Despite a rough economy in 2008, Garmin shows positive growth

Garmin surprised this morning with a better-than-expected fourth quarter 2008 earnings call.

Despite a tough holiday shopping season, Garmin still managed to dish out 6.4 million units in the fourth quarter, a 15 percent increase from the same time in 2007.  Still, falling prices resulted in total fourth quarter revenues of $1.048 billion, a 14 percent drop from 2007.  Gross margins remained a healthy 41.1 percent, with operating margins of 22.6 percent and diluted earnings per share of $0.78.  Garmin also reduced its inventory by $274 million in the fourth quarter.
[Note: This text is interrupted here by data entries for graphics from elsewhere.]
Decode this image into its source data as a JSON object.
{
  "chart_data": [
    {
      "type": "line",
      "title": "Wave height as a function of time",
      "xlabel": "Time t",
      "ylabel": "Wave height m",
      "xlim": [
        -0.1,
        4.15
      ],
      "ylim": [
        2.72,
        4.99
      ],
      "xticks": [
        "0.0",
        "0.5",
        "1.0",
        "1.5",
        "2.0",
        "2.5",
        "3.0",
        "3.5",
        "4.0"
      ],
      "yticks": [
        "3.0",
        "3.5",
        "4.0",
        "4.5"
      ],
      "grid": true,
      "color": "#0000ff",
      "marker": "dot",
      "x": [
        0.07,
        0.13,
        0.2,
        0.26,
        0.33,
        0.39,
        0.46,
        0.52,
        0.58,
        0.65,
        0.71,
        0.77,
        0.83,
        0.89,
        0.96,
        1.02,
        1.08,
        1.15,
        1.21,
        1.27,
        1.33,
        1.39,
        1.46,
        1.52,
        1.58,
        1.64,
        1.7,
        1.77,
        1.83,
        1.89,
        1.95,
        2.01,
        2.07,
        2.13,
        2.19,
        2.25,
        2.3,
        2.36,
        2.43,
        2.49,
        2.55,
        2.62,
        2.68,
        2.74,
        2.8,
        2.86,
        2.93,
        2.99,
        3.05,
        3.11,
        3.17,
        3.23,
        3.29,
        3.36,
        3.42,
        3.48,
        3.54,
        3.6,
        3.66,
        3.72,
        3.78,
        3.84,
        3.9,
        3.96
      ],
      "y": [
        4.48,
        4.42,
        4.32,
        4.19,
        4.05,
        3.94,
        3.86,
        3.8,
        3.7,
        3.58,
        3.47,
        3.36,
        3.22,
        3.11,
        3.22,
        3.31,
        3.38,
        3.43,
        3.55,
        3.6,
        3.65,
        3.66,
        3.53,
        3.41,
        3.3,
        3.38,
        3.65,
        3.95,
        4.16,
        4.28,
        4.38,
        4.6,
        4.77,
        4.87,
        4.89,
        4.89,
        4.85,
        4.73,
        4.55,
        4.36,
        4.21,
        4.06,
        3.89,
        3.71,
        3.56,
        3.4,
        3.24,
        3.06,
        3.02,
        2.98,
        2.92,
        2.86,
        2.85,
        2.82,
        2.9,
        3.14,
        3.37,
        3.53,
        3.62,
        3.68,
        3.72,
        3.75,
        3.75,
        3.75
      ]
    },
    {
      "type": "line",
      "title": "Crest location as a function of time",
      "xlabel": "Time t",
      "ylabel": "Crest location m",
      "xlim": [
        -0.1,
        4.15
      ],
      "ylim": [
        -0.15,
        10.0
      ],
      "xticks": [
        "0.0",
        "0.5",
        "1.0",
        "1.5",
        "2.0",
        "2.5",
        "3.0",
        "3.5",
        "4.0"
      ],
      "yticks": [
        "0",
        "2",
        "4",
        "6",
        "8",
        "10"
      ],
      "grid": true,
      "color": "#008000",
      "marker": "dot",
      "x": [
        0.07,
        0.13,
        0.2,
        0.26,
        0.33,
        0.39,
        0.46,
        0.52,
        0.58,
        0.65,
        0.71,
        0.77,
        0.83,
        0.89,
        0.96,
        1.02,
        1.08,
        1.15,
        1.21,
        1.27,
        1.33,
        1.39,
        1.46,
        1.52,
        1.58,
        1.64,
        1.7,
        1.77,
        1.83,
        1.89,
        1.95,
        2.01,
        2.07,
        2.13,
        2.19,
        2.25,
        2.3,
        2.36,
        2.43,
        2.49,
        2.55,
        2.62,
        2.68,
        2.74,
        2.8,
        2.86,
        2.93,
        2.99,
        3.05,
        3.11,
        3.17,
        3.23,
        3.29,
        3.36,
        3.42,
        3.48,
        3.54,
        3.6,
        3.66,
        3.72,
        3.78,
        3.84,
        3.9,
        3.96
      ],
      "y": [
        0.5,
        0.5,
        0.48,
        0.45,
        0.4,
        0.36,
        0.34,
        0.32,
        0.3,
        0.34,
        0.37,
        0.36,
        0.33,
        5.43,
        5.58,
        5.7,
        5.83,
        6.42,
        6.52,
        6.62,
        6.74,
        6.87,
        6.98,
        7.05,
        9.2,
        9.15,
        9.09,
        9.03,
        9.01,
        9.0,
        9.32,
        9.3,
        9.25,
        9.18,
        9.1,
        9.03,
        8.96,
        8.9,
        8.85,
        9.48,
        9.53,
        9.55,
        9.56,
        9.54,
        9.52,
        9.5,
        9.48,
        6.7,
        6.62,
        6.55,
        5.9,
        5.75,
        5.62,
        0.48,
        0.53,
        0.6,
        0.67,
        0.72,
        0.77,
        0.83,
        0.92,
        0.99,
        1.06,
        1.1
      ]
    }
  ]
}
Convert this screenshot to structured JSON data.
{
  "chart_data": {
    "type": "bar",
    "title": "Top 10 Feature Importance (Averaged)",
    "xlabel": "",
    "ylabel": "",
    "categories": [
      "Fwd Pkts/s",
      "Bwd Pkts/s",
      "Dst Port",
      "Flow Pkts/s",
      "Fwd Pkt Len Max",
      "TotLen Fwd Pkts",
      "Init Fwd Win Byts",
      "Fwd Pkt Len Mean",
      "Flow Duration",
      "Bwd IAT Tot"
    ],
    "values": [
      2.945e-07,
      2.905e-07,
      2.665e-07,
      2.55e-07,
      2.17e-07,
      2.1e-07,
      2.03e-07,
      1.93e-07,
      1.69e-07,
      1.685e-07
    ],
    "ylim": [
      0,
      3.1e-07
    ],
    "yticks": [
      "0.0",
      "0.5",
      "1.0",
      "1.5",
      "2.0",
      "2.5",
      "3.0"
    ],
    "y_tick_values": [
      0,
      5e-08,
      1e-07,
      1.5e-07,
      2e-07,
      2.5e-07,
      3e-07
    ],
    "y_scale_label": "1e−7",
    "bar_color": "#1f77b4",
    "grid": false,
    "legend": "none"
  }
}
For fiscal year 2008, Garmin’s total revenue was up 10 percent from 2007 with $3.49 billion for 16.9 million units.  Falling prices were once again apparent with unit sales up 38 percent from 2007.  Furthermore, the company claimed growth in all of its major geographic sales regions and four major product lines.  The most growth was in its outdoor/fitness products while its marine segment growth as virtually flat.  Gross margins for the full year sat at 44.5 percent and operating margins were 24.7 percent, both better than expected.

Overall, Garmin finished the year with no debt, $743 million in free cash flow, and diluted earnings per share of $3.48.

The company also confirmed its Asus partnership will result in the nuviphone G60 and nuviphone M20 shipping in the first half of 2009.

Citing economic uncertainty, Garmin didn’t provide a forecast for the first quarter of fiscal 2009.